Even though the combat, exploration and even platforming are pretty darn great, Horizon does fail in one specific area, which is communication. The game is not that good at introducing new systems or tools to the player. New weapons just appear in the marchants’ stock, and there’s no real way for you to know if you should get them or not. It can lead to situations where fighting certain machines is much harder than it should be, just because you don’t have the right tools for the job. I’m not asking the game to hold my hand, but it would have been nice if there was a way to be made aware of new weapons and what they do.
Horizon looks great on the PlayStation 4, with gorgeous environments and highly detailed character models. I’m particularly fond of Aloy’s animations as she fights and climbs, but the scenery steals the show. It’s literally impossible not to stop and and stare at the landscape in awe; awe for the sheer detail and polish that went into every area. Luckily, the game has a photo mode which lets you capture all this beauty and share with those who don’t own a PS4. PS4 Pro owners will really notice a difference in quality. I mean, the game looks amazing on both consoles, but the Pro takes the graphics to a whole new level I haven’t experienced before. Voice acting is also top notch, with stars Ashly Burch, JB Blanc, Lance Reddick and others all doing a tremendous job at bringing their characters to life.

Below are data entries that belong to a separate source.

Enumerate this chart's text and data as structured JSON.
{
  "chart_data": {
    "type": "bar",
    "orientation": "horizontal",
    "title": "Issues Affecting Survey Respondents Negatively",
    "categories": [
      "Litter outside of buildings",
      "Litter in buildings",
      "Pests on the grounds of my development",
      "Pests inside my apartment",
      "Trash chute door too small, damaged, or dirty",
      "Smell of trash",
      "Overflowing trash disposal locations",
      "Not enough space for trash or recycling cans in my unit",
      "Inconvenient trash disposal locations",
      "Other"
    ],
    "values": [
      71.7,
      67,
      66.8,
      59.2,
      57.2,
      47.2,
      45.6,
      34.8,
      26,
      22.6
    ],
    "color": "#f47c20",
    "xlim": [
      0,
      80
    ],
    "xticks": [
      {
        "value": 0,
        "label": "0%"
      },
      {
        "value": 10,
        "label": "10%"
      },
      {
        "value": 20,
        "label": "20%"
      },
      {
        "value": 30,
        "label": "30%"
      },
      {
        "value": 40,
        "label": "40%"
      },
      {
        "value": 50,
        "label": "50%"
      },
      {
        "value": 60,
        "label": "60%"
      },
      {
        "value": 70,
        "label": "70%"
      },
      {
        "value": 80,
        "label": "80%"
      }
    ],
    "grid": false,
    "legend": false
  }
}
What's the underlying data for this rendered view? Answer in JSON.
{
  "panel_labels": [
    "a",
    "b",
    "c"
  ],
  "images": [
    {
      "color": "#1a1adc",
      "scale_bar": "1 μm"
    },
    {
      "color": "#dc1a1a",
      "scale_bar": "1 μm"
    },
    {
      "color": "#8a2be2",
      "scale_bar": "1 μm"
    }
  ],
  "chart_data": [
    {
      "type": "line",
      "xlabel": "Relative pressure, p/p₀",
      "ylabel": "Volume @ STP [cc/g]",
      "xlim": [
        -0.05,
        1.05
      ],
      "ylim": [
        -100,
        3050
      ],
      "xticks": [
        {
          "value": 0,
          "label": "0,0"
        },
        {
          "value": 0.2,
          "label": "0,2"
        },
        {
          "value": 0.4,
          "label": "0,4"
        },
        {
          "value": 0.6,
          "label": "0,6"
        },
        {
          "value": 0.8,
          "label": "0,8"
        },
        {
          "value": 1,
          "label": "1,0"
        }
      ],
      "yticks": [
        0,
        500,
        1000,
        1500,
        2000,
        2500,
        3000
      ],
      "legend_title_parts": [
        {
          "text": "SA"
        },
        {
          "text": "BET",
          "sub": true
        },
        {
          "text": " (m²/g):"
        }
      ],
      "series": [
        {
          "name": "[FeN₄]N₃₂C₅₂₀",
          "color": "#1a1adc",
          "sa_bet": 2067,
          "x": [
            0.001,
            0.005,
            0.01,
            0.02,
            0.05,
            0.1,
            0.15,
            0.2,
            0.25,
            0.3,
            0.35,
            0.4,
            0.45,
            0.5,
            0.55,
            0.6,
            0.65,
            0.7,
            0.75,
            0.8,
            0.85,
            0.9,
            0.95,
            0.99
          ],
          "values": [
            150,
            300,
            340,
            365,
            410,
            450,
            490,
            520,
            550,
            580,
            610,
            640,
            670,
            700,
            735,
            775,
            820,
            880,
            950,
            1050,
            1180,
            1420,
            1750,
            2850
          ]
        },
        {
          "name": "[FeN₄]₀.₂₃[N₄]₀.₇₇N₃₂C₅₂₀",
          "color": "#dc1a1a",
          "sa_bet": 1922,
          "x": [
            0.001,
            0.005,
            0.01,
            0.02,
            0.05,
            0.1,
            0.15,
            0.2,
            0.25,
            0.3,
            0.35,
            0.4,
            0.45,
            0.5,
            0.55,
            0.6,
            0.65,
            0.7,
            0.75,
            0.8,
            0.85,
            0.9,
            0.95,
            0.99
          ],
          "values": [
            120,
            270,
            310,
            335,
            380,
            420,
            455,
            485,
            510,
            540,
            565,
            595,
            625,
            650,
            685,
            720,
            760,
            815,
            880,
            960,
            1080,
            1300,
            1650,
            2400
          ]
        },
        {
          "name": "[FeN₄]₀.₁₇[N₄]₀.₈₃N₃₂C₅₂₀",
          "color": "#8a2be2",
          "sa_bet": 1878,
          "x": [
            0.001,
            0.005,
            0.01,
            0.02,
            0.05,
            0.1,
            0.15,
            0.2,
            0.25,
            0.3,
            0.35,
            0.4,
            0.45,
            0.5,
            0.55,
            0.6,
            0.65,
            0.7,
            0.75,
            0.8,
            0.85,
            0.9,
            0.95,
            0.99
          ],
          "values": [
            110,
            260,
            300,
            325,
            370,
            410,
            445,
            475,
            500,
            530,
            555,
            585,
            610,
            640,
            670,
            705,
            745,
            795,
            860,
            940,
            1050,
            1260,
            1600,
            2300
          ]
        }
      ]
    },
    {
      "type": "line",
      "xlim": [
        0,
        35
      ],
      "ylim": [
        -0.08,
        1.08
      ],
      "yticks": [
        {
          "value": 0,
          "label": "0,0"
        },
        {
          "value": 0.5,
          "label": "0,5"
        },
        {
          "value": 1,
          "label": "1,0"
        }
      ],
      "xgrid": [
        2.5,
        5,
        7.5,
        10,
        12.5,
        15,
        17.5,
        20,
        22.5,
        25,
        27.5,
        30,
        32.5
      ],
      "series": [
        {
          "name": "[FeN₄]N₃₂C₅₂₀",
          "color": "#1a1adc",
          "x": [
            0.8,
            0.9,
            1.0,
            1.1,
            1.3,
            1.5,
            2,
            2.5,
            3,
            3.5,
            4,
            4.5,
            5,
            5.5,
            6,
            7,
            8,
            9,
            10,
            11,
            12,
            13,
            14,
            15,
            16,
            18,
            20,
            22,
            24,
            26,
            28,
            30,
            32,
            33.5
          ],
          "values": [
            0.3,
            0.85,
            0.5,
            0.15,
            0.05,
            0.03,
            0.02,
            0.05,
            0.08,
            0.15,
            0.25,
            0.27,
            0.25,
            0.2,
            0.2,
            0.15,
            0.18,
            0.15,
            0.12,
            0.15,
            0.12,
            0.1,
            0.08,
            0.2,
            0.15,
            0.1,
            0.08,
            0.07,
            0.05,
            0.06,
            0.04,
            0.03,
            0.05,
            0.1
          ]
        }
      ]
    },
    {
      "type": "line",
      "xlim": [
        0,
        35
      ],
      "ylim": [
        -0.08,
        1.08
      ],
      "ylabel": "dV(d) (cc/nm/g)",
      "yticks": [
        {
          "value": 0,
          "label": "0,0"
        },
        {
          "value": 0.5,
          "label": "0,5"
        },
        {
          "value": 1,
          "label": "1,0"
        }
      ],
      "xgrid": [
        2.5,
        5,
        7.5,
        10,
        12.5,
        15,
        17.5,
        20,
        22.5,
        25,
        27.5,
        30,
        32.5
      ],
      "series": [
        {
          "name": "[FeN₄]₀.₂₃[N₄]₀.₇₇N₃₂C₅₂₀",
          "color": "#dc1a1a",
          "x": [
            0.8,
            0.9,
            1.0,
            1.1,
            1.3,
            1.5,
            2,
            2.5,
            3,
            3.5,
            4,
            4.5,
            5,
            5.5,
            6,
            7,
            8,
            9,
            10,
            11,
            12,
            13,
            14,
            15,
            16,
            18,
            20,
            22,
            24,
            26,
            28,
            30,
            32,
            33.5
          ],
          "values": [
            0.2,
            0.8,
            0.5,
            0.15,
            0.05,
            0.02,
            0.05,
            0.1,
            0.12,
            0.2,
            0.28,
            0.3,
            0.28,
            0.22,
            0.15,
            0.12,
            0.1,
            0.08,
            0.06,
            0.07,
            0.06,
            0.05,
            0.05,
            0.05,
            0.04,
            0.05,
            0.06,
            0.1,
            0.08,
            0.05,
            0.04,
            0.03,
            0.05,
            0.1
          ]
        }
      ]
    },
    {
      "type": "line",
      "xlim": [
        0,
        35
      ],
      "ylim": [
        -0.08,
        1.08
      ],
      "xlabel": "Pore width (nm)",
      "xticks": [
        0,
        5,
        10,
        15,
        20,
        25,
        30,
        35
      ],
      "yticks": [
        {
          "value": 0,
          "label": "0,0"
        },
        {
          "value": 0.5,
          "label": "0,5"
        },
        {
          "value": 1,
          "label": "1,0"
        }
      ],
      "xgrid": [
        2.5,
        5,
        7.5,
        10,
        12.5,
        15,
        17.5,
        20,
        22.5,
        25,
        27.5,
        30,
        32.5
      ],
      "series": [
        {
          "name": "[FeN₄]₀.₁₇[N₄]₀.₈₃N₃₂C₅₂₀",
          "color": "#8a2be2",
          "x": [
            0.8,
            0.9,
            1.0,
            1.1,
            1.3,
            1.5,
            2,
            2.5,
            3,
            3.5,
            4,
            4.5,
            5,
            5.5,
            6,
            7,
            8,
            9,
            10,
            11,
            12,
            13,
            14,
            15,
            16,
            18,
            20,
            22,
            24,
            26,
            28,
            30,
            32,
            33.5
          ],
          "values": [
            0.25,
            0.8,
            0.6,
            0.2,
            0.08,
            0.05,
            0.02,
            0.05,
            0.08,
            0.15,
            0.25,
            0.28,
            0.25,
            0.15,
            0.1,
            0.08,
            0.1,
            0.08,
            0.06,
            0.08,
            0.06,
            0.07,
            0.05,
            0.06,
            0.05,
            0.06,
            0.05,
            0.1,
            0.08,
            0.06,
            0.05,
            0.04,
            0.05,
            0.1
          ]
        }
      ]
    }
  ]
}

Other than a few nitpicks, Horizon is an awesome game. Awesome and breathtakingly beautiful. To tell the truth, I wasn’t expecting to like Horizon Zero Dawn as much as I do. The setting seemed simple enough at first, but Horizon turned out to be so much more than fighting robot dinosaurs. That’s right – killing robot dinosaurs isn’t even the best part of Horizon. The expertly crafted story, world and combat are all wrapped in cutting-edge graphics and inspiring visual design. Horizon Zero Dawn really takes advantage of everything this console generation has to offer, and delivers an amazing experience. It is truly the dawn of a brand new IP that has the potential to redefine open-world games for years to come.